The Liar's Key

“Her grandson, sir. My father is cardinal—”

“Skilfar’s spawn and Alica’s, waiting on my judgment, deep in the salt earth with old Kelem. How strange the world does turn, and so swiftly. It seems only yesterday that Skilfar was young and fair, the flower of the north. And Alica Kendeth, surely she’s a child still? Must everyone grow old each time I blink?”

The spear fell from him, several spiders had been working to free it. The weapon slid to the ground.

I raised the key, cold, hard, slick, and yet somehow seeming to writhe worm-like in my grip. “Do you have an offer?” A vision of crystals growing from the rock flashed before my eyes. A mirror, white crystals, the Lady Blue fleeing, the blood of my line on her hands. It would have to be a damn good offer.

“Long before they called me door-master I was master of coin. The golden key will open almost as many doors as the black one. Hearts too.”

Those hollow eye-pits studied me a moment. “Every man has his price, boy. Yours is easy enough to guess. I’ll pay for calling you ‘boy,’ but not much. I am rich, boy, did you know that? Rich enough to make a beggar of Croesus, to make Midas’s wealth look modest. Money, boy, is the blood of empires.” Spiders raised his dry hands, tugging on tendons, manipulating bones, a silver web of them across his sunken flesh. “Money flows through these hands. Name your price.”

“I . . .” Indecision paralysed me and greed took my voice. What if I asked for too little? But asking some ridiculous sum might enrage him.

“Knowing your own price is quite a thing, Jalan Kendeth. Know thyself, that’s what the philosopher said. A wisdom that has lived through the Thousand Suns. Easy to say, hard to do. Knowing your own price is most of knowing yourself, and who can expect such a thing from the young? Ten thousand in crown gold.”

“T-Ten . . .” I tried to imagine it there, glittering before me, the weight of it spilling through my hands. More than I’d lost, more than was stolen from me, more than I owed. Enough to pay off the grasping hands of Umbertide, and clear my debt to Maeres Allus, with a thousand and more left over.

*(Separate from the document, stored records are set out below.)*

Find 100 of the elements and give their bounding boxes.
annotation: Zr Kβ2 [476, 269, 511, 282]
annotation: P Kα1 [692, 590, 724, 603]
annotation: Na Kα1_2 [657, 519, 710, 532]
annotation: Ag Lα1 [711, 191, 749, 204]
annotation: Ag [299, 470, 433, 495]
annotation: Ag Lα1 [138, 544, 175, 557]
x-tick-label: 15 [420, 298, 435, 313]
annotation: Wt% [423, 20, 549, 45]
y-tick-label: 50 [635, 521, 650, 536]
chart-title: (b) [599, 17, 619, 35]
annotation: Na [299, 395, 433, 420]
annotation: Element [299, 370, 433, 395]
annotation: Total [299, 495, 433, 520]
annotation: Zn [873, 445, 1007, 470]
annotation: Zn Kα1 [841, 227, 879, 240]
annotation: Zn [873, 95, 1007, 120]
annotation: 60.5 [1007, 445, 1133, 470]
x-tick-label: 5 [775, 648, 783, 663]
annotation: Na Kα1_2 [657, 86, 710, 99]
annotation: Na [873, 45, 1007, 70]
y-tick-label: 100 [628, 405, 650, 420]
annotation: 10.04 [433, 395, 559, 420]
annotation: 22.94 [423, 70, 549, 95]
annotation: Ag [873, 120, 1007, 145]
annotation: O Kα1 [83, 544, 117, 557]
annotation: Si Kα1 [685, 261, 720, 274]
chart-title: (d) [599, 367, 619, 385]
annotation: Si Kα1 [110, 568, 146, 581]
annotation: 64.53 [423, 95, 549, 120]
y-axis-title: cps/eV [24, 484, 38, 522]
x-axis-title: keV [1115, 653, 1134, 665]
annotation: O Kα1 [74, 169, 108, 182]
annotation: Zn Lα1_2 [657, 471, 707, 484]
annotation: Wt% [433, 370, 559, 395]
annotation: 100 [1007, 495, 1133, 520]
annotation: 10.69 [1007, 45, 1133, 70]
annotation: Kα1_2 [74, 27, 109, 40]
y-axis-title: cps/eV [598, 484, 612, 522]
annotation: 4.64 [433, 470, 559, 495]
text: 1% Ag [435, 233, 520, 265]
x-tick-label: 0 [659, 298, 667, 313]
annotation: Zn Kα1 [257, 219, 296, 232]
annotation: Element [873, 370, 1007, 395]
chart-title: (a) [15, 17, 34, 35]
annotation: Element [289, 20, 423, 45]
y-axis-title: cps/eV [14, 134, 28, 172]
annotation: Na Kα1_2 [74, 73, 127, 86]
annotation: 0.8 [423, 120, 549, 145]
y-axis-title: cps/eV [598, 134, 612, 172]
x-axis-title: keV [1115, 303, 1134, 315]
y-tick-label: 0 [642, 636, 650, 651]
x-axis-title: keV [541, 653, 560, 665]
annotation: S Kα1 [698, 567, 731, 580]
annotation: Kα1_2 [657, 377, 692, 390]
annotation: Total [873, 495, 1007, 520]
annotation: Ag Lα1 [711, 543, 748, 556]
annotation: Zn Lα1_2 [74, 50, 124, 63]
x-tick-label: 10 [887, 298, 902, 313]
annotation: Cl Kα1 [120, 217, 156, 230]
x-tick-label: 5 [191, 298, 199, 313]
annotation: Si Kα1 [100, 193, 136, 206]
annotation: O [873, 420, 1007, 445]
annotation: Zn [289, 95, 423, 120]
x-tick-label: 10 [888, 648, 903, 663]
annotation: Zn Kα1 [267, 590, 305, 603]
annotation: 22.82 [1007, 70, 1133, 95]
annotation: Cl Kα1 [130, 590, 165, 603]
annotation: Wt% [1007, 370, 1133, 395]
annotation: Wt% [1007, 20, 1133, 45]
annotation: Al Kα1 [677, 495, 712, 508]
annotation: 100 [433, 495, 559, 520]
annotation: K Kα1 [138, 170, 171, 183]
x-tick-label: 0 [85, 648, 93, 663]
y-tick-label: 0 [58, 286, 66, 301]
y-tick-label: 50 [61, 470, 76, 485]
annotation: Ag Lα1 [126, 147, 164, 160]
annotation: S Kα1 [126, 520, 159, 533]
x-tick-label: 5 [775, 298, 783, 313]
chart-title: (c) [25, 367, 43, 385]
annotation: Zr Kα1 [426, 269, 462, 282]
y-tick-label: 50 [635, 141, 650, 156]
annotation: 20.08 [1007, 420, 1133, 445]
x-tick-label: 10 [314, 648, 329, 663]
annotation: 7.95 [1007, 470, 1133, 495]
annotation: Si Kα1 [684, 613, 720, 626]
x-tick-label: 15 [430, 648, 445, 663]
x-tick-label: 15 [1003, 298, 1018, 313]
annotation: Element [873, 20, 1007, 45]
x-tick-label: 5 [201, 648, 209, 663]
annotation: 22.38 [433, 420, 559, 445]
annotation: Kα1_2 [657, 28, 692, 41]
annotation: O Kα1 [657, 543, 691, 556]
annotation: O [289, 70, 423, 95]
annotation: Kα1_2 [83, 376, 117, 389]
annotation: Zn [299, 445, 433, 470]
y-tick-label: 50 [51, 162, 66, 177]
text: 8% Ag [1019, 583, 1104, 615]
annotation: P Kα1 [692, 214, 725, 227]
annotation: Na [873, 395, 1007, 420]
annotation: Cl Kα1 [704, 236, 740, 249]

“Ten thousand would be an insult to a man of your breeding, Prince Jalan.” The mechanical voice dragged me from my vision. “Sixty-four thousand. Not a clipped copper more or less. We have a deal.”

Always take the money. Sixty-four thousand. A ridiculous sum, a preposterous sum. I could buy back Garyus’s ships, set myself up for a life of debauched pleasure among Vermillion’s elite, seduce the DeVeer sisters from their husbands . . . I could buy Grandmother a squad of sword-sons or a warship or something equally violent to take her mind from the loss of a key she never owned . . .

“The money will be waiting for you in credit at the House Gold. I will ensure all charges against you are dropped and when you’ve cleared your debts you may leave the city,” Kelem said.

“It’s not here?” That disappointed me. I wanted the mound of gold I had imagined.

“I’m not a dragon, Prince Jalan. I do not sleep upon my hoard.”

“Sixty-four thousand—in crown gold—and you undo what you’ve done to Snorri.” I hesitated then sighed. “And he gets to open death’s door before you take the key.” I glanced over at the Norseman, standing, hunched, with his hand on Hennan’s shoulder, a father’s touch. “Though I pray he finds the sense not to use it.”

“No.” Just that through the silver grille on Kelem’s withered neck, then silence.

I drew in a deep sigh and wiped the sweat from my brow. “Sixty-three thousand, fix Snorri, and he gets to open the door.” There’s an exquisite pain involved in the loss of a thousand in gold. Not one I’ll ever get used to.

“No.”

“Oh, come on.” I knuckled my brow. “You’re killing me here. Sixty-two, the cure, and the door.”

“No.”

I wondered how far I could push him. Kelem clearly feared Loki’s curse more than he feared losing sixty-four thousand in gold. But perhaps less than he feared opening the door into death.

I held up a hand and stepped to Kara’s side, leaning in close to whisper in her ear. Damn but I wanted her, even there, even then, even sweat-slick and with the suspicion in her eyes. “Kara . . . how dangerous is this curse?”

She stepped back, her fingers on my chest. “Why didn’t Skilfar take the key from Snorri?”

“Um . . .” I battled to remember. “The world is better shaped by freedom. Even if it means giving foolish men their head—that’s what you said?” I looked from her to Snorri. “She let him keep it because . . . she’s wise. Or something.”

Kara raised her eyebrows. “Doesn’t sound very likely, does it?”

“Skilfar was scared too?”

“It’s Loki’s key. God of trickery. Nothing as straight forward as strength is going to decide its ownership. Or it would have been Thor’s key an age ago!”